Health Fitness

High School Wrestling: Cardio Options for Conditioning

Is wrestling a six-minute match similar to running a marathon? No. Is wrestling a six-minute match similar to running a 5K? No again. Sometimes wrestlers run a lot to prepare for wrestling only to find themselves “gassed” before the match is over. So what’s a fighter to do? I will discuss some cardio options with regards to wrestling conditioning.

First, wrestling is primarily an anaerobic sport. Anaerobic means “without oxygen”. The fight is mainly based on the ATP-PC and Glycolytic energy systems. The ATP-PC energy system supplies energy for up to approximately ten seconds of exercise. Imagine a track athlete running 100 meters. The Glycolytic Energy System supplies energy for exercise lasting approximately ten seconds to two minutes. Imagine a wrestling match where you control your opponent for a while and then explosively shoot them down. There are several explosive bursts in a wrestling match. Wrestling is practically 100%anaerobic exercise. By contrast, running a marathon is about 98%aerobics exercise. So why train like a marathon runner if you’re a wrestler?

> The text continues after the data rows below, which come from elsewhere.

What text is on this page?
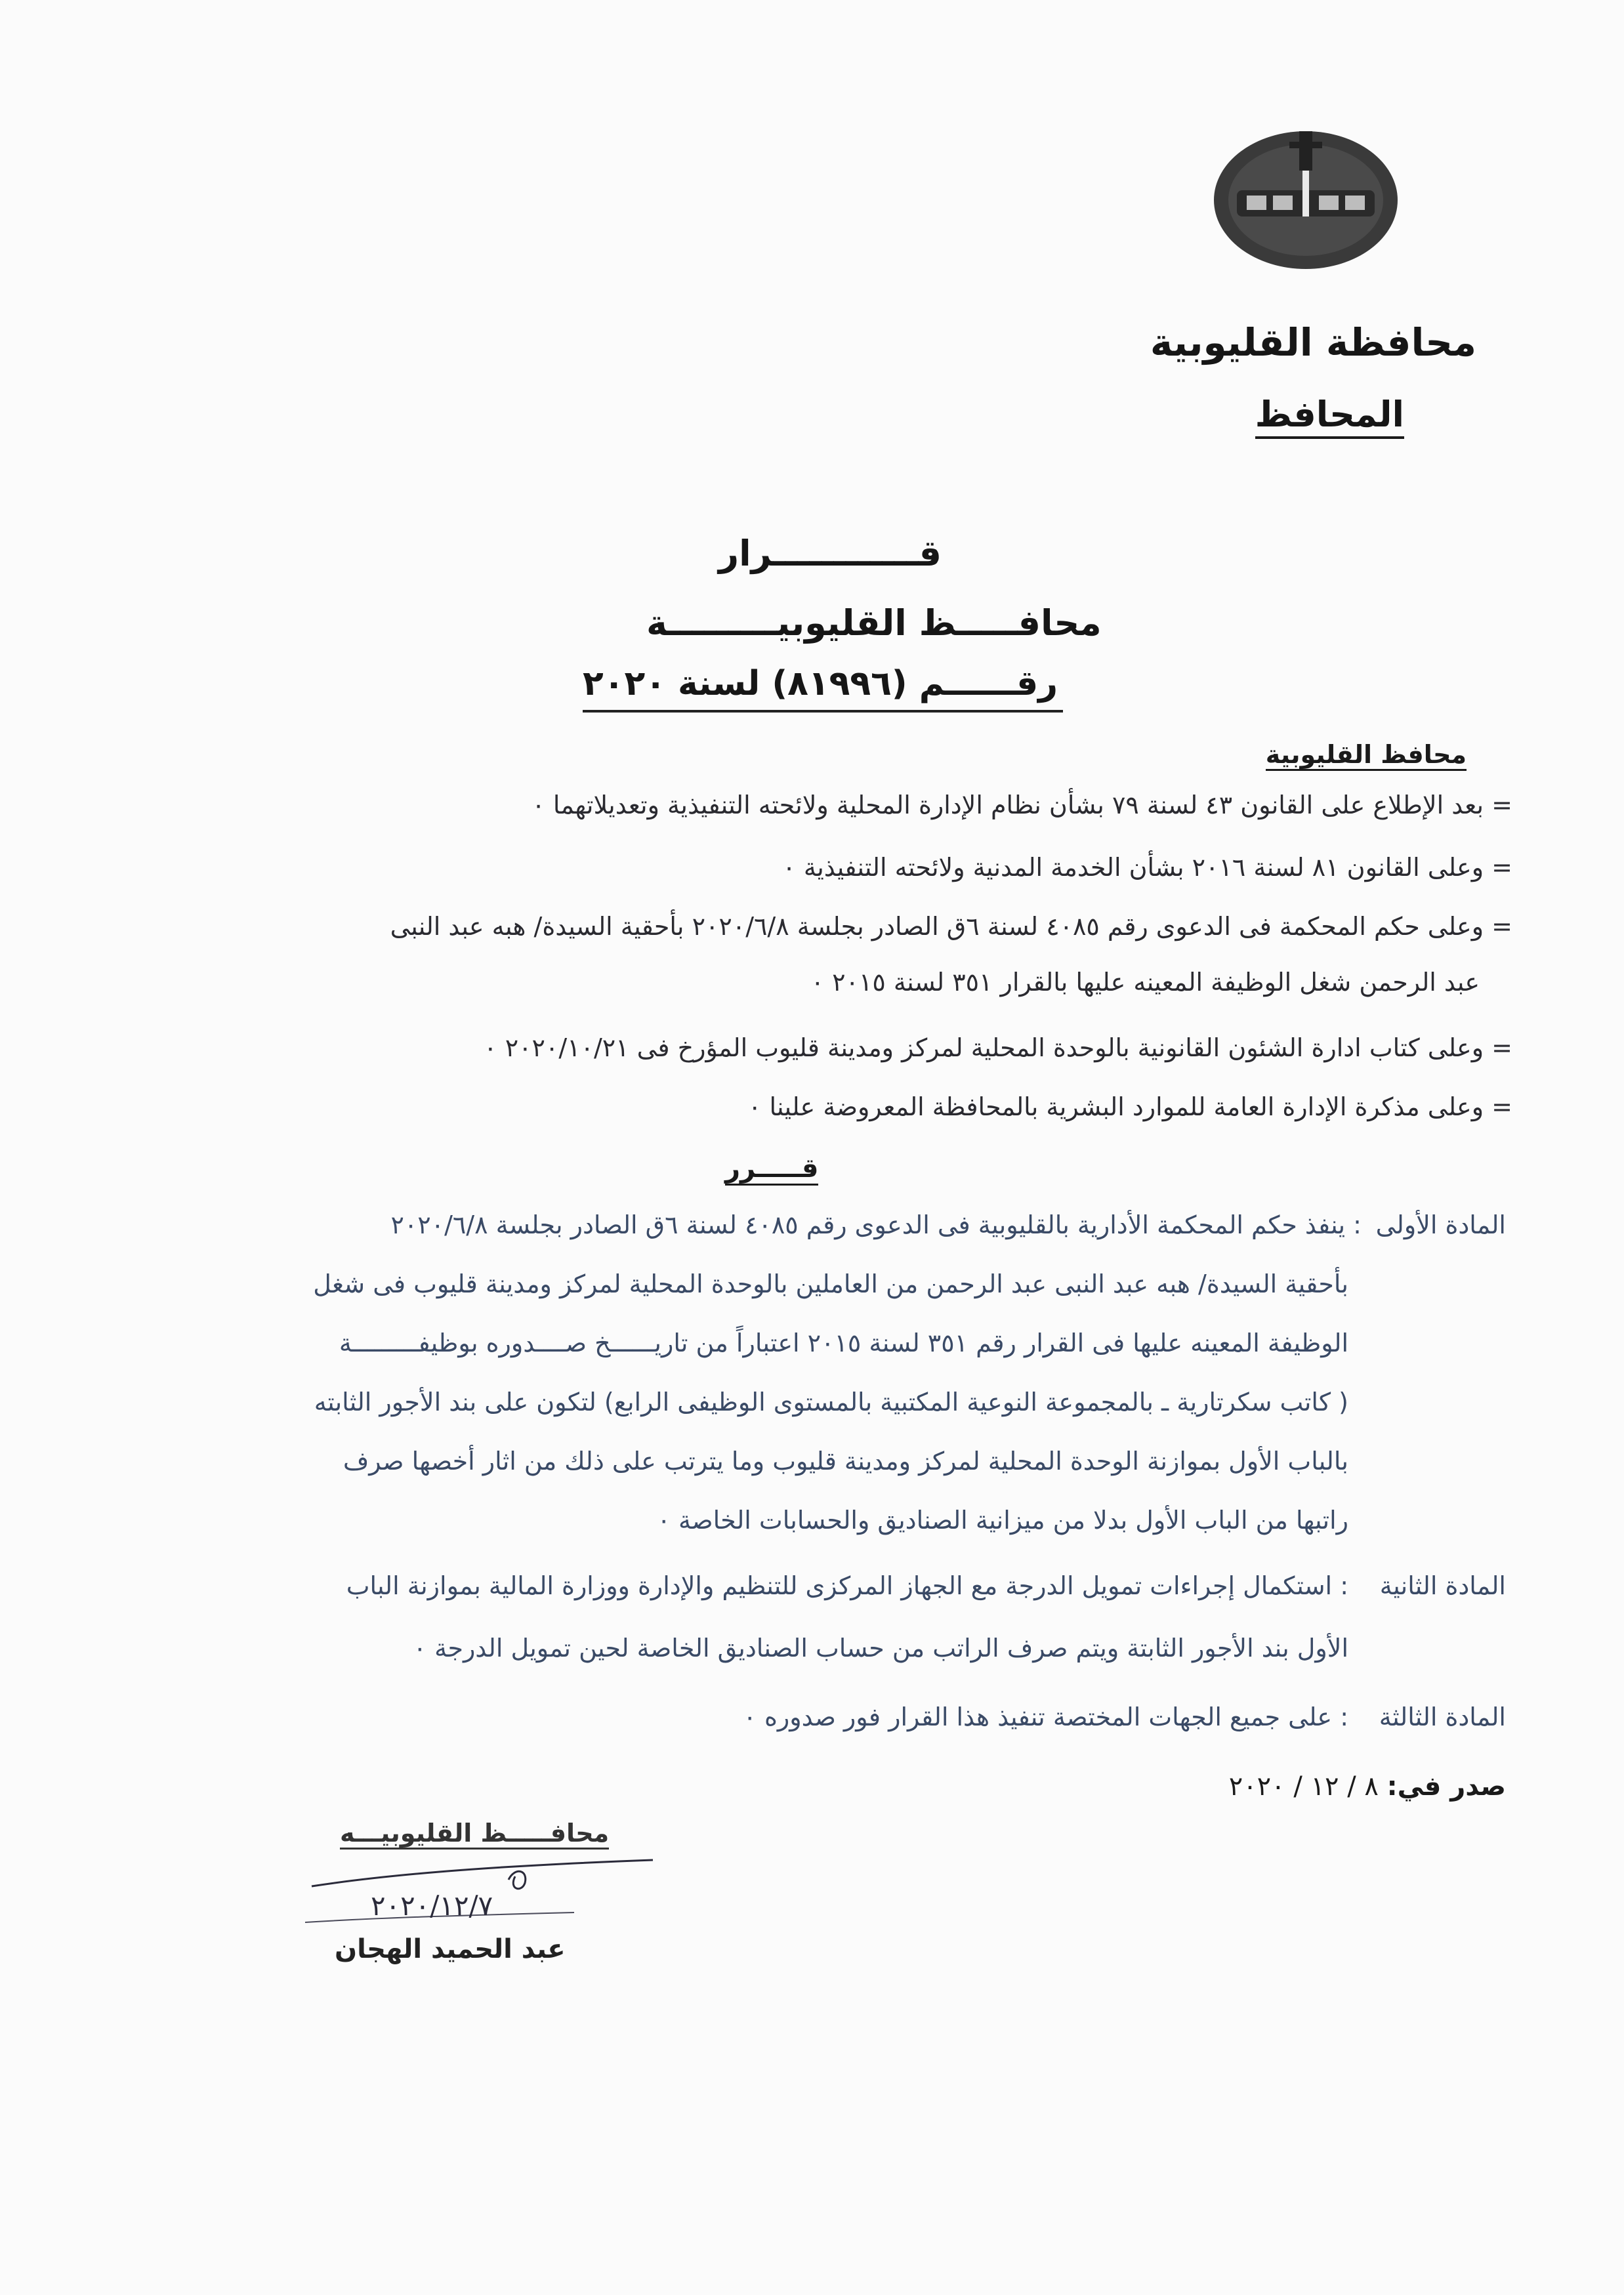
محافظة القليوبية
المحافظ
قــــــــــــرار
محافـــــظ القليوبيـــــــــة
رقــــــم (٨١٩٩٦) لسنة ٢٠٢٠
محافظ القليوبية
= بعد الإطلاع على القانون ٤٣ لسنة ٧٩ بشأن نظام الإدارة المحلية ولائحته التنفيذية وتعديلاتهما ٠
= وعلى القانون ٨١ لسنة ٢٠١٦ بشأن الخدمة المدنية ولائحته التنفيذية ٠
= وعلى حكم المحكمة فى الدعوى رقم ٤٠٨٥ لسنة ٦ق الصادر بجلسة ٢٠٢٠/٦/٨ بأحقية السيدة/ هبه عبد النبى
عبد الرحمن شغل الوظيفة المعينه عليها بالقرار ٣٥١ لسنة ٢٠١٥ ٠
= وعلى كتاب ادارة الشئون القانونية بالوحدة المحلية لمركز ومدينة قليوب المؤرخ فى ٢٠٢٠/١٠/٢١ ٠
= وعلى مذكرة الإدارة العامة للموارد البشرية بالمحافظة المعروضة علينا ٠
قـــــرر
المادة الأولى
: ينفذ حكم المحكمة الأدارية بالقليوبية فى الدعوى رقم ٤٠٨٥ لسنة ٦ق الصادر بجلسة ٢٠٢٠/٦/٨
بأحقية السيدة/ هبه عبد النبى عبد الرحمن من العاملين بالوحدة المحلية لمركز ومدينة قليوب فى شغل
الوظيفة المعينه عليها فى القرار رقم ٣٥١ لسنة ٢٠١٥ اعتباراً من تاريــــــخ صــــدوره بوظيفـــــــــة
( كاتب سكرتارية ـ بالمجموعة النوعية المكتبية بالمستوى الوظيفى الرابع) لتكون على بند الأجور الثابته
بالباب الأول بموازنة الوحدة المحلية لمركز ومدينة قليوب وما يترتب على ذلك من اثار أخصها صرف
راتبها من الباب الأول بدلا من ميزانية الصناديق والحسابات الخاصة ٠
المادة الثانية
: استكمال إجراءات تمويل الدرجة مع الجهاز المركزى للتنظيم والإدارة ووزارة المالية بموازنة الباب
الأول بند الأجور الثابتة ويتم صرف الراتب من حساب الصناديق الخاصة لحين تمويل الدرجة ٠
المادة الثالثة
: على جميع الجهات المختصة تنفيذ هذا القرار فور صدوره ٠
صدر في: ٨ / ١٢ / ٢٠٢٠
محافـــــظ القليوبيـــه
٢٠٢٠/١٢/٧
عبد الحميد الهجان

Some trainers believe that LSD (long, slow runs) builds an aerobic base. Aerobic core training is believed to enhance the anaerobic work that will follow later in the conditioning program. Other trainers question this notion. Some trainers believe that regular cardiovascular exercise, such as jogging, can cleanse the body of waste products and speed recovery after intense strength training. Other trainers also question this notion. Trainers who don’t favor steady-state cardio often prefer some form of HIIT (high-intensity interval training). HIIT generally involves periods of high-intensity activity that alternate with periods of lower-intensity activity. For example, one could alternate running for thirty seconds and jogging for thirty seconds for a designated period of time.

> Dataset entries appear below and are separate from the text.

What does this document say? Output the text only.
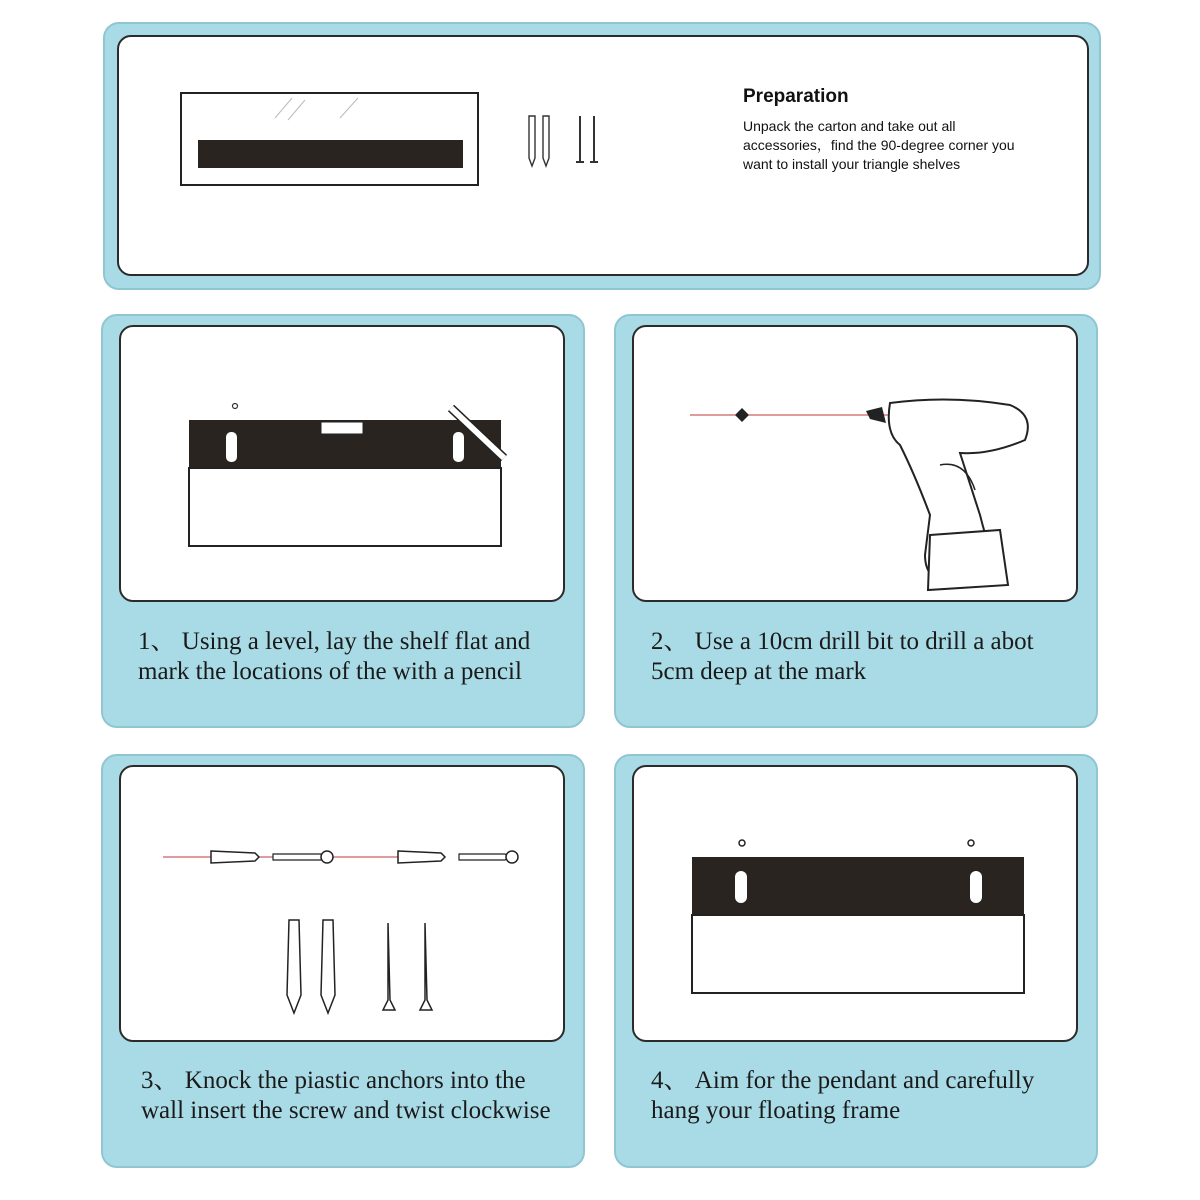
Preparation
Unpack the carton and take out all accessories，find the 90-degree corner you want to install your triangle shelves
1、 Using a level, lay the shelf flat and mark the locations of the with a pencil
2、 Use a 10cm drill bit to drill a abot 5cm deep at the mark
3、 Knock the piastic anchors into the wall insert the screw and twist clockwise
4、 Aim for the pendant and carefully hang your floating frame
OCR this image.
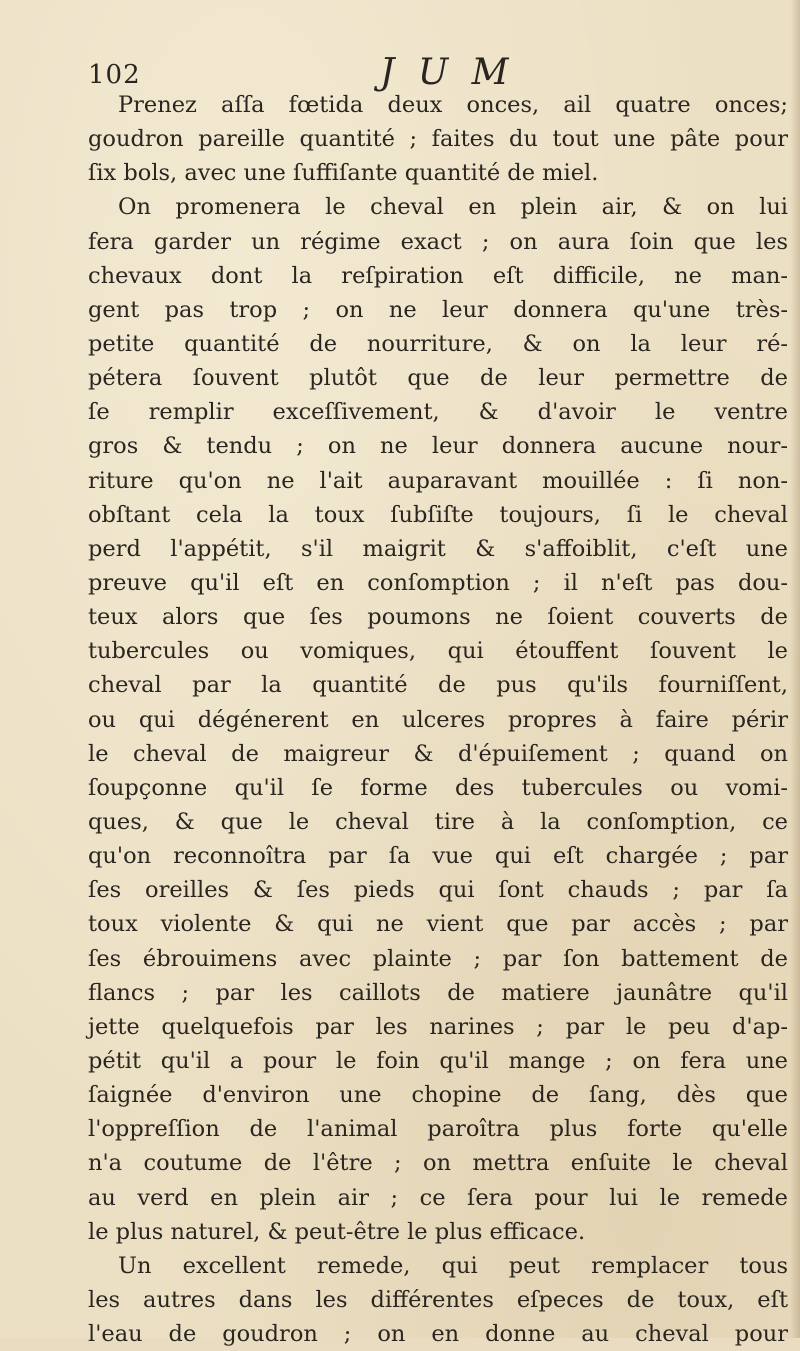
102	J U M
Prenez aſſa fœtida deux onces, ail quatre onces;
goudron pareille quantité ; faites du tout une pâte pour
ſix bols, avec une ſuffiſante quantité de miel.
On promenera le cheval en plein air, & on lui
fera garder un régime exact ; on aura ſoin que les
chevaux dont la reſpiration eſt difficile, ne man-
gent pas trop ; on ne leur donnera qu'une très-
petite quantité de nourriture, & on la leur ré-
pétera ſouvent plutôt que de leur permettre de
ſe remplir exceſſivement, & d'avoir le ventre
gros & tendu ; on ne leur donnera aucune nour-
riture qu'on ne l'ait auparavant mouillée : ſi non-
obſtant cela la toux ſubſiſte toujours, ſi le cheval
perd l'appétit, s'il maigrit & s'affoiblit, c'eſt une
preuve qu'il eſt en conſomption ; il n'eſt pas dou-
teux alors que ſes poumons ne ſoient couverts de
tubercules ou vomiques, qui étouffent ſouvent le
cheval par la quantité de pus qu'ils fourniſſent,
ou qui dégénerent en ulceres propres à faire périr
le cheval de maigreur & d'épuiſement ; quand on
ſoupçonne qu'il ſe forme des tubercules ou vomi-
ques, & que le cheval tire à la conſomption, ce
qu'on reconnoîtra par ſa vue qui eſt chargée ; par
ſes oreilles & ſes pieds qui ſont chauds ; par ſa
toux violente & qui ne vient que par accès ; par
ſes ébrouimens avec plainte ; par ſon battement de
flancs ; par les caillots de matiere jaunâtre qu'il
jette quelquefois par les narines ; par le peu d'ap-
pétit qu'il a pour le foin qu'il mange ; on fera une
ſaignée d'environ une chopine de ſang, dès que
l'oppreſſion de l'animal paroîtra plus forte qu'elle
n'a coutume de l'être ; on mettra enſuite le cheval
au verd en plein air ; ce ſera pour lui le remede
le plus naturel, & peut-être le plus efficace.
Un excellent remede, qui peut remplacer tous
les autres dans les différentes eſpeces de toux, eſt
l'eau de goudron ; on en donne au cheval pour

Some potential benefits of steady-state cardio:

  • Build an aerobic base that will improve your anaerobic exercise later on
  • Increase your work capacity (i.e. build a bigger gas tank, as Matt Wiggins would say)
  • Elimination of waste products from the body after intense strength training
  • Recovery of speed after intense strength training

Some potential drawbacks of steady-state cardio:

  • Steady-state cardio trains slow-twitch muscle fibers (as a wrestler, you want more fast-twitch muscle fibers that are responsible for strength, power, and speed)
  • Increased cortisol production which can cause muscle loss
  • Overuse injuries (for example, to the knees)
  • It can take a long time

Some potential benefits of HIIT:

  • Tends to develop fast-twitch muscle fibers
  • Anaerobic training can develop aerobic exercisesY anaerobic capacities
  • Shorter duration/less time consumption

Some potential disadvantages of HIIT:

  • Can lead to CNS exhaustion (i.e. overtraining)
  • It can lead to anaerobic overwork if you’re also strength training and doing a lot of wrestling (which again leads to overtraining)

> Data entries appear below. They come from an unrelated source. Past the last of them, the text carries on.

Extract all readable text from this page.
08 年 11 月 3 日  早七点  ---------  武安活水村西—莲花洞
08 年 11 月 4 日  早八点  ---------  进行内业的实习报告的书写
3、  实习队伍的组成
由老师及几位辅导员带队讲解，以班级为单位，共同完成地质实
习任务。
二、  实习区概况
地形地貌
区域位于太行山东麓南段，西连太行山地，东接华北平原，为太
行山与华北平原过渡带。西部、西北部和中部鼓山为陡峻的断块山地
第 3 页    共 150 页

Types of cardio to consider:

  • Steady state or LSD (long slow distance)
  • HIIT
  • Tabatas (another form of HIIT that has become very popular)
  • HOC (i.e. high-octane cardio, combining running with bodyweight or dumbbell exercises)
  • sprints
  • hill racing
  • Circuit training (eg, Matt Wiggins’ Working Class Cardio, no running)

Points to consider:

  • Trainer Ian King has had success with athletes where he has completely removed cardiovascular conditioning from their training.
  • When Dr. Fred Hatfield was in charge of conditioning boxer Evander Holyfield prior to his fight with Buster Douglas in 1990, he eliminated all road work (long, slow runs) from Evander’s conditioning program.
  • Wrestling is primarily an anaerobic sport (ie without oxygen).
  • Steady-state cardio can be good for recovery
  • Steady-state cardio can be good if you’re “out of shape”
  • If you’re strength training and fighting hard in practice, then don’t overdo interval training.
  • Steady state cardio can help increase your work capacity (i.e. build a bigger gas tank)

As you can see, cardio training for wrestling is tricky. You may want to run longer in the off-season and switch to interval training when the season starts. Learn about the different cardiovascular conditioning options available to you.

Let me leave you with a reminder: a wrestling match is not like running a marathon.